The best thing about this film was its double meaning. First, one could argue that the “evil gods” that "the company" is attempting to appease are us, the audience. After all, who goes to see horror films despite the cliché of stereotypical characters (the jock, the slut, the intellectual, the fool, the virgin) tossed into the meat grinder? Who expects or hopes to see a little nudity and/or sex in a horror film, along with massive blood and gore? That would be the audience. It made me wonder if the two company workers (Richard Jenkins & Bradley Whitford) were working for us rather than some director. Second, the film makes the statement that we have to face up to all of the decisions we make in life. When the five decide to continue to their cabin despite the creepy old man's warning, and when Dana (Kristen Connolly) continues to read the Latin despite Marty's protests (as well as the protests of the audience), they have to face the harsh consequences.

Another aspect to the plot could be the argument of utilitarianism. For those who don’t know the term, utilitarianism is “a theory that the aim of action should be the largest possible balance of pleasure over pain or the greatest happiness of the greatest number” (Merriam-Webster), or, basically, in this case, the philosophy that the saving of billions of lives are worth the sacrifice or one or even five. Whedon and Goddard make it known in their film that utilitarianism is wrong. With the outcome of the film being what it is, they appear to make the remark that one life does not hold any less weight than 6-7 billion lives. However, there is one misnomer with this statement. To loosely reference the stoner fool Marty’s words, what if the world – and its inhabitants – have become too advanced and too corrupt for its own damn good? It’s a good question and a good statement to throw out there in a horror movie.
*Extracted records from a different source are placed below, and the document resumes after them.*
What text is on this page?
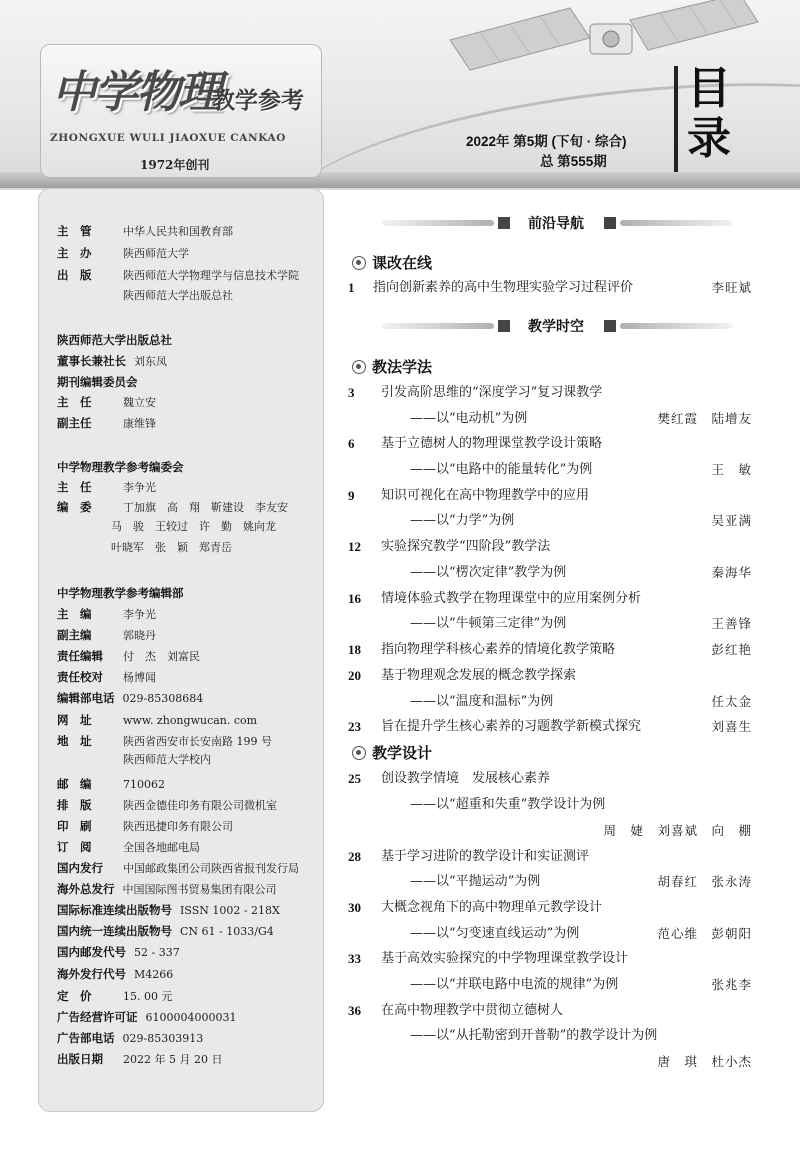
中学物理
教学参考
ZHONGXUE WULI JIAOXUE CANKAO
1972年创刊
2022年 第5期 (下旬 · 综合)
总 第555期
目录
主　管	中华人民共和国教育部
主　办	陕西师范大学
出　版	陕西师范大学物理学与信息技术学院
陕西师范大学出版总社
陕西师范大学出版总社
董事长兼社长 刘东凤
期刊编辑委员会
主　任	魏立安
副主任	康维锋
中学物理教学参考编委会
主　任	李争光
编　委	丁加旗　高　翔　靳建设　李友安
马　骏　王较过　许　勤　姚向龙
叶晓军　张　颖　郑青岳
中学物理教学参考编辑部
主　编	李争光
副主编	郭晓丹
责任编辑 付　杰　刘富民
责任校对 杨博闻
编辑部电话 029-85308684
网　址	www. zhongwucan. com
地　址	陕西省西安市长安南路 199 号
陕西师范大学校内
邮　编	710062
排　版	陕西金德佳印务有限公司微机室
印　刷	陕西迅捷印务有限公司
订　阅	全国各地邮电局
国内发行 中国邮政集团公司陕西省报刊发行局
海外总发行 中国国际图书贸易集团有限公司
国际标准连续出版物号 ISSN 1002 - 218X
国内统一连续出版物号 CN 61 - 1033/G4
国内邮发代号 52 - 337
海外发行代号 M4266
定　价	15. 00 元
广告经营许可证 6100004000031
广告部电话 029-85303913
出版日期 2022 年 5 月 20 日
前沿导航
课改在线
1	指向创新素养的高中生物理实验学习过程评价	李旺斌
教学时空
教法学法
3	引发高阶思维的“深度学习”复习课教学
——以“电动机”为例	樊红霞　陆增友
6	基于立德树人的物理课堂教学设计策略
——以“电路中的能量转化”为例	王　敏
9	知识可视化在高中物理教学中的应用
——以“力学”为例	吴亚满
12	实验探究教学“四阶段”教学法
——以“楞次定律”教学为例	秦海华
16	情境体验式教学在物理课堂中的应用案例分析
——以“牛顿第三定律”为例	王善锋
18	指向物理学科核心素养的情境化教学策略	彭红艳
20	基于物理观念发展的概念教学探索
——以“温度和温标”为例	任太金
23	旨在提升学生核心素养的习题教学新模式探究	刘喜生
教学设计
25	创设教学情境　发展核心素养
——以“超重和失重”教学设计为例
周　婕　刘喜斌　向　棚
28	基于学习进阶的教学设计和实证测评
——以“平抛运动”为例	胡春红　张永涛
30	大概念视角下的高中物理单元教学设计
——以“匀变速直线运动”为例	范心维　彭朝阳
33	基于高效实验探究的中学物理课堂教学设计
——以“并联电路中电流的规律”为例	张兆李
36	在高中物理教学中贯彻立德树人
——以“从托勒密到开普勒”的教学设计为例
唐　琪　杜小杰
But don’t think this is some existential borefest. Like I previously stated, Whedon (along with Goddard) is a master of his craft and he knows exactly how to properly balance the horror with the laughs, the philosophical metaphor with the fun, and all without any pretentiousness. 

Now, onto my one small, teensy-weensy, itty-bitty criticism of the film and that is not showing the hawk getting zapped by the invisible electro-wall … especially in the movie trailer. It leaves no “wow” factor for the audience when it inevitably comes up again later in the film. It’s the only change I would have made to this movie. As for my absolute favorite part, as I mentioned earlier, it is when Dana opens all of the doors to release many, many horrible things upon the company. After that distinct sound of multiple synchronous "ding"s from the elevator doors, I immediately thought to myself for a millisecond, “Wow. Whedon has outdone himself. This is gonna be great!” And then with the security guard whispering an expletive, the doors open and all hell breaks loose! Like I said, it’s a moment that all horror fans and aficionados will love! 

 Another day at the office for Sitterson (Richard Jenkins), Lin (Amy Acker), and Hadley (Bradley Whitford).


This is definitely the best horror film I've seen in a LONG time! The film makes fun of the horror genre while also delivering to the audience what they so love about horror films. In the school of horror/slasher/zombie/suspense/headgame/conspiracy films, and the fans/students who so adore them, The Cabin in the Woods is a mandatory course!

 Bryan Bertino's "strangers" from his 2008 horror/suspense film The Strangers are 
featured as just one homage to all the best that horror has offered in creepy cinema.